5.24.2011
Live review: Rammstein at the Forum
Rammstein is not a band built for subtlety. It is tribal metal for your midnight ride to the Euro disco, a precise construction of Teutonic grunts, computers and electric guitars led by singer Till Lindemann, an ex-Olympics-level swimmer with the voice of Nosferatu. For non-German speakers, he might as well be singing of daisies and unicorns, except you know he isn’t.
Tours of the U.S. are rare for the Berlin industrial-metal act, so the Forum in Inglewood was packed Friday with fans ready for a brutal, action-packed pummeling. They were rewarded with thundering beats and guitars and pillars of fire right at the front of the stage — close enough to nearly scorch the first rows of fans surging forward.
Explosions and fireballs weren’t reserved only for peak moments but used for virtually every song. A growling “Wiener Blut” delivered exploding plastic babies with laser-beam eyes, and “Feuer Frei!” erupted with shouts of “bang, bang!” before band members put on facemasks with built-in flamethrowers.
Dressed something like Gothic foundry workers and standing on a stage resembling an industrial torture chamber, Rammstein blended Fritz Lang and “Saw IV,” with lots of moving parts and billowing fog. The commitment to excessive pyromania was epic stagecraft on a Wagnerian scale, several notches up from most arena rock.
More important was that the six-piece band — in addition to Lindemann, guitarists Richard Z. Kruspe and Paul H. Landers, keyboardist Christian “Flake” Lorenz, bassist Ollie Riedel and drummer Christoph Schneider – wasn’t dependent on those fireworks but could have easily punished and soothed the senses to nearly the same effect with music alone.
From the band’s earliest albums, beginning with 1995’s “Herzeleid” (a.k.a. “Suffering”) and 1997’s “Sehnsucht” (“Longing”), Rammstein has been as satisfying to metalheads as to the urges of modern electronic dance music, comfortably blending worlds without compromise.
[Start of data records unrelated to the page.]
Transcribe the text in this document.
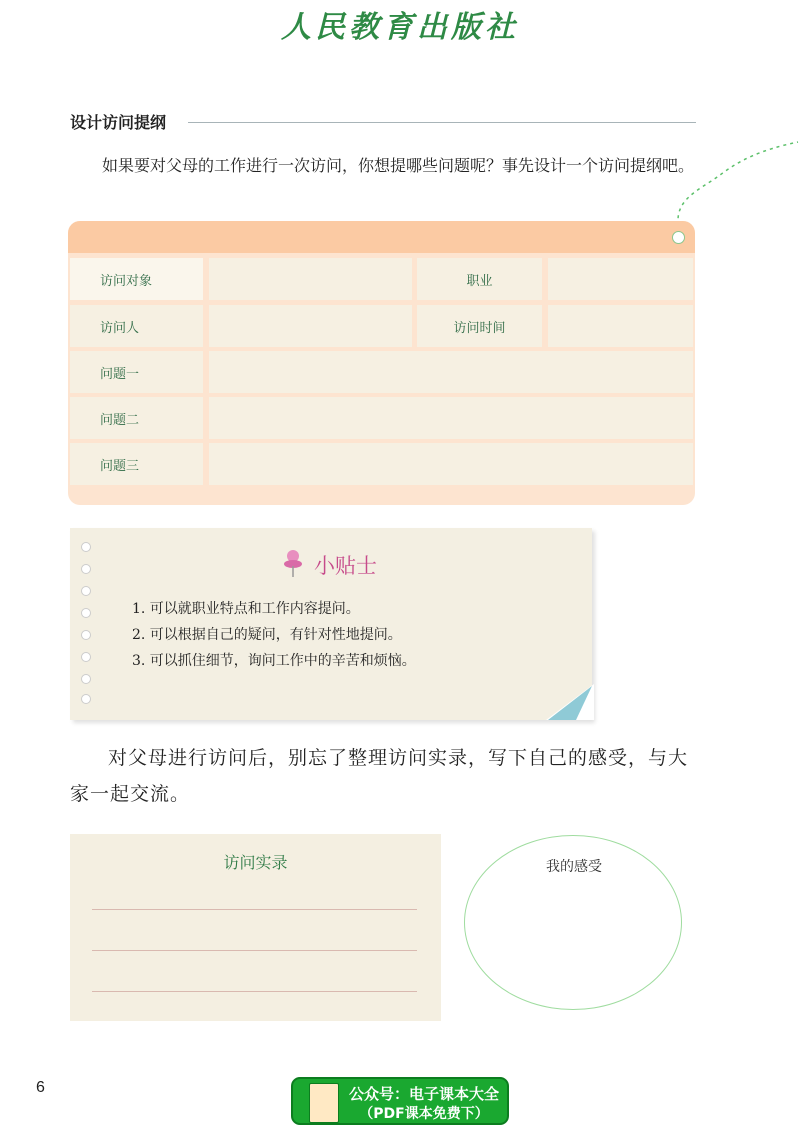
人民教育出版社
设计访问提纲
如果要对父母的工作进行一次访问，你想提哪些问题呢？事先设计一个访问提纲吧。
访问对象	职业
访问人	访问时间
问题一
问题二
问题三
小贴士
1. 可以就职业特点和工作内容提问。
2. 可以根据自己的疑问，有针对性地提问。
3. 可以抓住细节，询问工作中的辛苦和烦恼。
对父母进行访问后，别忘了整理访问实录，写下自己的感受，与大家一起交流。
访问实录	我的感受
6	公众号：电子课本大全
（PDF课本免费下）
At times, the songs swung between the blips and beeps and slabs of industrial buzzsaw guitars as Lindemann grunted and wept of sadomasochistic woe. “Du Hast” was a raging, swirling anthem on love and hate, genuinely melodic amid the heavy riffing and operatic self-loathing.
From the band’s newest album, 2009’s “Liebe Ist für Alle Da,” came the wistful, lustful ballad “Frühling in Paris,” which still inspired some sharp elbows in the mosh pits, spinning slowly to the urgent plucking of acoustic guitar. Lindemann’s vocals burned of anger and real vulnerability, something too rare in modern hard rock, making Rammstein a band of metal doomsayers with a tough, tender touch.
For nearly two hours at the Forum, the effect was so serious and driven that the result could be as funny as it was unsettling. And yet the sextet was also less rigid than one might expect, finding melody amid the morbid and melodramatic, fueling the rage and morose sing-alongs.
One notorious song from the last album urged immediate fornication (with a title unprintable here), and climaxed with Lindemann saddling himself onto a cannon that sprayed fans with foam. Maybe it was fire-retardant.